Résultat : l’aide humanitaire arrivée de plusieurs capitales soutenant le peuple palestinien s’empile ce dimanche dans le Sinaï égyptien, sans pouvoir être acheminée jusqu’à Gaza, ont indiqué des témoins à l’AFP. Des cargaisons d’aide jordanienne, turque et émiratie ont atterri à l’aéroport d’El-Arich, chef-lieu du Nord-Sinaï, ainsi que du matériel médical couvrant les besoins de 300 000 personnes dans la bande de Gaza envoyé par l’Organisation mondiale de la Santé (OMS). L’Égypte a, elle, envoyé un convoi d’une centaine de camions transportant 1 000 tonnes d’aide.
« Aucune aide ne peut parvenir de l’extérieur aux 2,3 millions d’habitants de l’enclave fermée, et quelque 220 000 personnes déplacées sont hébergées dans des écoles », avait déjà déploré jeudi l’Agence des Nations unies pour les réfugiés de Palestine (UNRWA) dans un communiqué.

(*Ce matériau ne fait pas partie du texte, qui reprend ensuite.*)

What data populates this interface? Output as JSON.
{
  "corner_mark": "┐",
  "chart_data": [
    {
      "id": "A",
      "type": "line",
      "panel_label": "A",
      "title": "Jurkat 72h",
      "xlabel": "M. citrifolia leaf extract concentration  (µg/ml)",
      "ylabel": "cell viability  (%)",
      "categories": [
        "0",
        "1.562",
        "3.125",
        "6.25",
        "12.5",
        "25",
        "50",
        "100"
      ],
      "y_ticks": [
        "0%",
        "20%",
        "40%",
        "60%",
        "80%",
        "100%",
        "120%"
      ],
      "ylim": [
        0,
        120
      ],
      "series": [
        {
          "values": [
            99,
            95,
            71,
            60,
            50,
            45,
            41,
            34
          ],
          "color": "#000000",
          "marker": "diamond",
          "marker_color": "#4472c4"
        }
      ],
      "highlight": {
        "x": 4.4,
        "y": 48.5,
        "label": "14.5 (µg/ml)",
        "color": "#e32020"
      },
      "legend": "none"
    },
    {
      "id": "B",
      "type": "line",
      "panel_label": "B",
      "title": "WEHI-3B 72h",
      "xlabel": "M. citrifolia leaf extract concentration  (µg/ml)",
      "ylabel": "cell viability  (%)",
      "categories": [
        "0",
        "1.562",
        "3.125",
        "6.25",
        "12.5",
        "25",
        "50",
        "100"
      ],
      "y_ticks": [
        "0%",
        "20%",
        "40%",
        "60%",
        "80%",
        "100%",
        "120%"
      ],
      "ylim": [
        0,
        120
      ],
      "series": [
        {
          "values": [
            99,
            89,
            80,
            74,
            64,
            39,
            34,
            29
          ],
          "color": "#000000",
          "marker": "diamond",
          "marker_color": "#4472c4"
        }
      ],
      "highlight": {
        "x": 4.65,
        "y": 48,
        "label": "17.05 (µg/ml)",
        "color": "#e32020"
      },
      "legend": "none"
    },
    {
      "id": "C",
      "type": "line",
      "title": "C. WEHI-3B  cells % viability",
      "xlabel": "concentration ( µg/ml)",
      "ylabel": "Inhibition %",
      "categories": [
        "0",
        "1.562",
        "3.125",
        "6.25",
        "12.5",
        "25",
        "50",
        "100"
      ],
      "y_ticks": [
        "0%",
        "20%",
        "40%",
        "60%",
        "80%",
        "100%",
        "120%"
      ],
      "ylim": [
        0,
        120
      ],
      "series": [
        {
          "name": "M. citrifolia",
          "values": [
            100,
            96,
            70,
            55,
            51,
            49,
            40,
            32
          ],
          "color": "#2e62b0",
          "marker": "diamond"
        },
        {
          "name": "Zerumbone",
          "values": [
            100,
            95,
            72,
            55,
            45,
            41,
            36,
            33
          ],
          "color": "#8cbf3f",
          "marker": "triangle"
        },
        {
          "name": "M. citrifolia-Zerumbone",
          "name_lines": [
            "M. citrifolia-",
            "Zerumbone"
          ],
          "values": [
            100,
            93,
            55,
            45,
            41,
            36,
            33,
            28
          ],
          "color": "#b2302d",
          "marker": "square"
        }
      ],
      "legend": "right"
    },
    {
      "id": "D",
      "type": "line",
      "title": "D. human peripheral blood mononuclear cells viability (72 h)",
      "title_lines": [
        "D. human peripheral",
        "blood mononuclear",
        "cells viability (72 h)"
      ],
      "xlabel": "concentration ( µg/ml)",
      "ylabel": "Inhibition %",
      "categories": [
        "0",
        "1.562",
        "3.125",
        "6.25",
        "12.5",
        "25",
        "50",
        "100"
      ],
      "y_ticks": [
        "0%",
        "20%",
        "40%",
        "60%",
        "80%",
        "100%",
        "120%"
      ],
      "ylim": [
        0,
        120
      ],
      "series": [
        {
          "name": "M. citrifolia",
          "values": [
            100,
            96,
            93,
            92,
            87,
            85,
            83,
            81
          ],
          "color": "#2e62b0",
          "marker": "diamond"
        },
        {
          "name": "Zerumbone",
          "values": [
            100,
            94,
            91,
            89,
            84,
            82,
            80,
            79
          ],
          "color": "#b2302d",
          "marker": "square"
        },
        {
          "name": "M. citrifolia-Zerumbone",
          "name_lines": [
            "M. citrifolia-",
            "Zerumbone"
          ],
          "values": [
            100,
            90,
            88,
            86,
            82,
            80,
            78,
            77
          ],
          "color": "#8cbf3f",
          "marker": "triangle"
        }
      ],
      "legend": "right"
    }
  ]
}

Malgré tout, les humanitaires ont réussi à livrer du pain frais provenant de « boulangeries encore en mesure de fonctionner » et de la nourriture à plus de 175 000 personnes déplacées dans 88 abris mercredi.
L’exode des Gazaouis vers le sud, et l’offensive terrestre attendue dans un territoire surpeuplé, suscitent aussi des critiques et inquiétudes au sein de la communauté internationale. L’Iran a averti dimanche que « nul ne peut garantir le contrôle de la situation et la perspective d’un élargissement du conflit » si Israël envahit Gaza. La Maison Blanche a dit redouter une « escalade » et notamment une possible implication de l’Iran.